3.9 Effects of 701-DZP on the expression of P2X3 receptor in SC of CCI rat
As shown in the results of IHC(Fig. 9A), the significantly increased expression of the P2X3 receptor in the SC was observed in the CCI rats by comparison with the Control. However, this phenomenon was inhibited by the treatment of 701-DZP. Subsequently, Western blot showed that compared with the Control, the expression of the P2X3 receptor in the SC of CCI rats was significantly increased(Fig. 9B-C). After the treatment, the expression of the P2X3 receptor there was a significant difference between the 701-DZP(1×2cm) group and Lidocaine(1×2cm) compared with the CCI group.
Figure 9 Effects of 701-DZP on the expression of P2X3 receptor in the SC. (A) The expression of the P2X3 receptor in the SC was evaluated by IHC. (B-C) Effects of 701-DZP on the expression of P2X3 receptor in the SC, n = 3. Data are indicated as mean ± S.E.M, significant differences are presented as #P < 0.05 vs. Control; ***P < 0.001 vs. CCI group.
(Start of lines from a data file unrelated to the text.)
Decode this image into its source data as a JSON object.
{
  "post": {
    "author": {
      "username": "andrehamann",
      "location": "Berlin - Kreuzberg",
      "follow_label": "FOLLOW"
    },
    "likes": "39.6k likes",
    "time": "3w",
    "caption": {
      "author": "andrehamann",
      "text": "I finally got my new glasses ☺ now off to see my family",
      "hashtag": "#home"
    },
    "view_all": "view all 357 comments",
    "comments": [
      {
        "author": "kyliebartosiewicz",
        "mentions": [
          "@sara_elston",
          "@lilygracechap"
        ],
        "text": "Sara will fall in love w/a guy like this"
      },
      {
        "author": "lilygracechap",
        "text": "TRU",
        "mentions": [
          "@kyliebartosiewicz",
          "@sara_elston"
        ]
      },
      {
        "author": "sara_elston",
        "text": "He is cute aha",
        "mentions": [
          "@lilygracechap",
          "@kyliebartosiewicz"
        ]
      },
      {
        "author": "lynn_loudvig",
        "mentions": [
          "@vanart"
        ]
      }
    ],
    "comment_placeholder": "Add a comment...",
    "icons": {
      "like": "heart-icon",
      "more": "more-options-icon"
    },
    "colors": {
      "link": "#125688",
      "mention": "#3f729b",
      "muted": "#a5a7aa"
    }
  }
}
3.10 Effect of 701-DZP on the phosphorylation of MAPK signaling
Fig 10 Effects of 701-DZP on the phosphorylation of MAPK signaling pathway in the DRG. (B) Effects of 701-DZP on the phosphorylation of the P38 MAPK in the DRG, n = 3. (C) Effects of 701-DZP on the phosphorylation of the ERK1/2 MAPK in the DRG, n = 3. Data are indicated as mean ± S.E.M, significant differences are presented as ##P < 0.01 vs. Control; **P < 0.01, ***P < 0.001 vs. CCI group.
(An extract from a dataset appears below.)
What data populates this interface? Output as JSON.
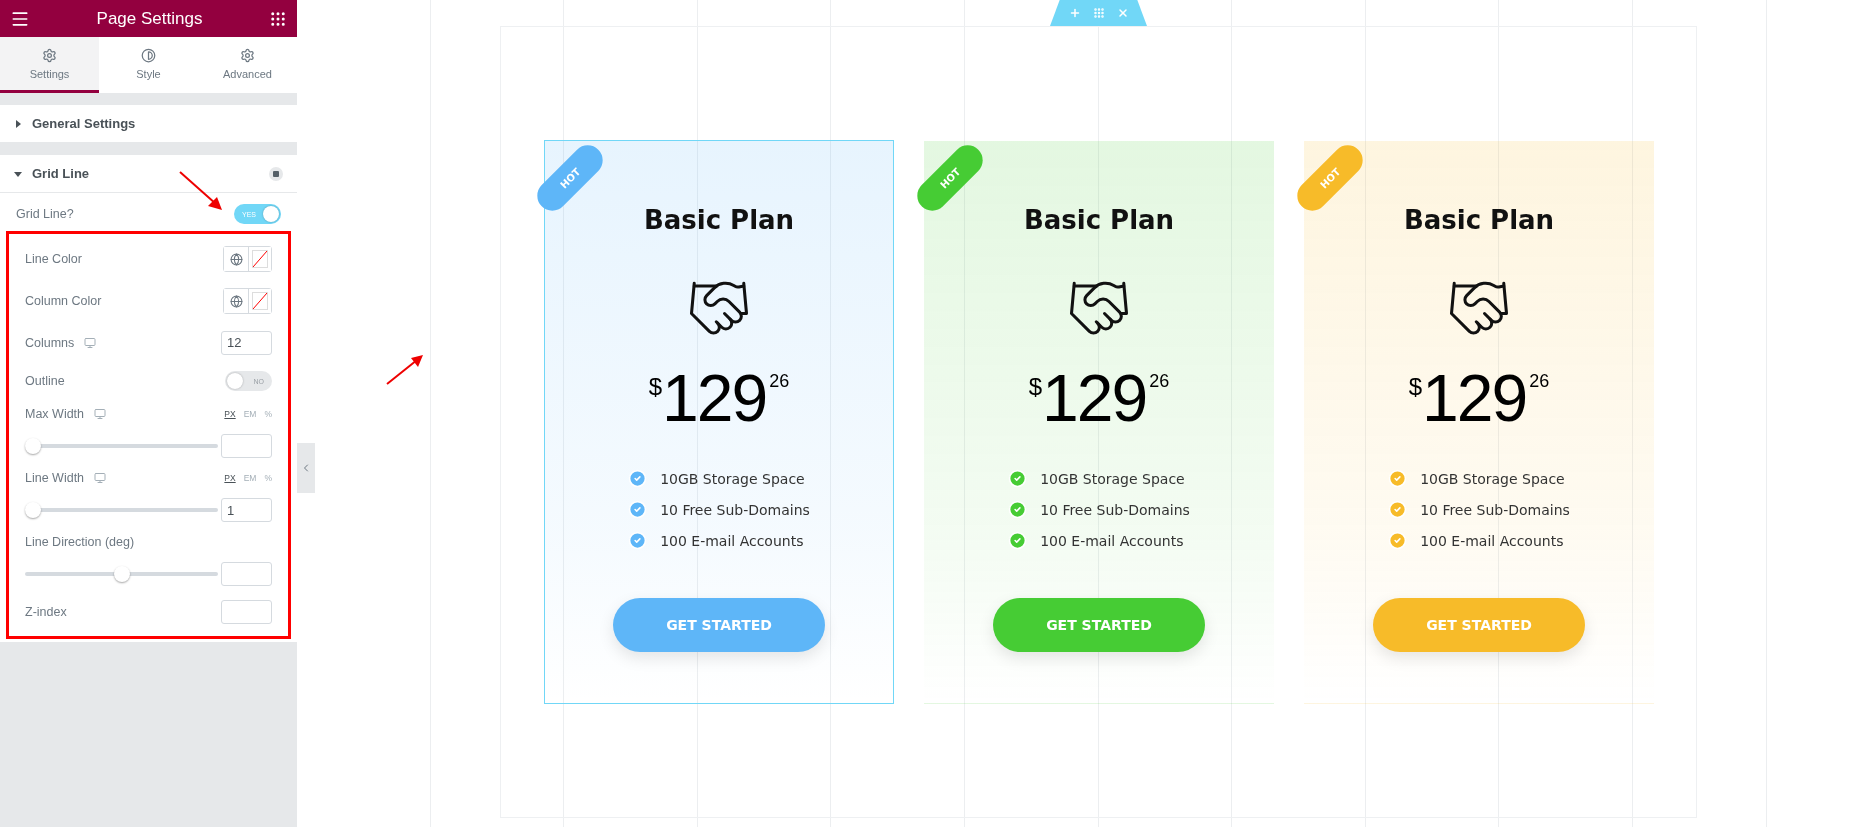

The result of the KEGG enrichment analysis in the network pharmacology showed that the MAPK signaling pathway may be crucial for 701-DZP alleviating NPP. Compared to the Control group(Fig. 10C), the phosphorylation of ERK1/2 was significantly increased in the DRG of CCI rats. After treatment with 701-DZP, the level of p-ERK1/2 was down-regulated, and the difference was statistically significant in contrast to the CCI group(1×2cm, 1×3cm). However, a significant difference was not found in the phosphorylation of P38.